The NCAA could vote on the transfer rule later this month. If ultimately approved as Sprinkle expects, he said it will have a big impact on the Big Sky Conference and other mid-major programs.
“We’re basically going to be like a farm system for the Power 5 schools (if the one-time transfer rule is approved),” Sprinkle said. “It’s good because the kids have options. I know they complain a lot about coaches leaving and things like that, and I think the NCAA does need to make a rule where, if there is a coaching change that the kids can transfer right away and be eligible. But other than that, it would probably be better for them to sit a year, because now we don’t know what our roster’s going to look like year to year. You do a great job recruiting a high school kid and you develop him for two years, you’re basically developing him for the Pac-12, because they’re just going to come take him. That’s what’s scary.”

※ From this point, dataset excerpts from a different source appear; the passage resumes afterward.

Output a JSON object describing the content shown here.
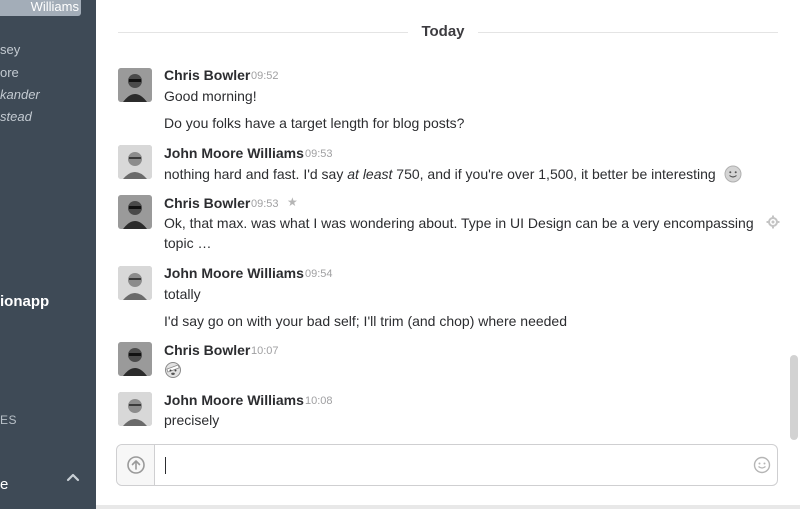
{
  "sidebar": {
    "active_item": "Williams",
    "items": [
      {
        "label": "sey",
        "italic": false
      },
      {
        "label": "ore",
        "italic": false
      },
      {
        "label": "kander",
        "italic": true
      },
      {
        "label": "stead",
        "italic": true
      }
    ],
    "team_name": "ionapp",
    "section_label": "ES",
    "bottom_label": "e"
  },
  "divider": {
    "label": "Today"
  },
  "messages": [
    {
      "author": "Chris Bowler",
      "time": "09:52",
      "lines": [
        "Good morning!",
        "Do you folks have a target length for blog posts?"
      ]
    },
    {
      "author": "John Moore Williams",
      "time": "09:53",
      "line_before_em": "nothing hard and fast. I'd say ",
      "line_em": "at least",
      "line_after_em": " 750, and if you're over 1,500, it better be interesting"
    },
    {
      "author": "Chris Bowler",
      "time": "09:53",
      "lines": [
        "Ok, that max. was what I was wondering about. Type in UI Design can be a very encompassing",
        "topic …"
      ]
    },
    {
      "author": "John Moore Williams",
      "time": "09:54",
      "lines": [
        "totally",
        "I'd say go on with your bad self; I'll trim (and chop) where needed"
      ]
    },
    {
      "author": "Chris Bowler",
      "time": "10:07",
      "emoji": "bandage-face-emoji"
    },
    {
      "author": "John Moore Williams",
      "time": "10:08",
      "lines": [
        "precisely"
      ]
    }
  ],
  "composer": {
    "value": "",
    "placeholder": ""
  },
  "colors": {
    "sidebar": "#3e4a56",
    "active_item": "#a3adb8",
    "text": "#2c2d30",
    "timestamp": "#a0a0a2"
  }
}
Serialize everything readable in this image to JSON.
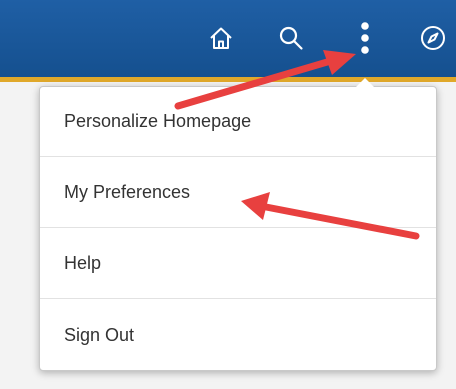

Sprinkle said Montana State is still seeking to add a few games to its 2020-21 non-conference schedule, but the Bobcats will open the season at UNLV. They’ll also have non-conference games with Wisconsin Green Bay, North Dakota, Nebraska Omaha and University of Portland.
“It’s tough because we have to cramp our schedule in this year, because we play the two Big Sky Conference games the first week of December this year,” Sprinkle said. “Basically that takes a week out of our non-conference schedule, where now we’ve got to pack those either 10 or 11 games into a smaller window, so we’ll be playing more games on more days in the non-conference.”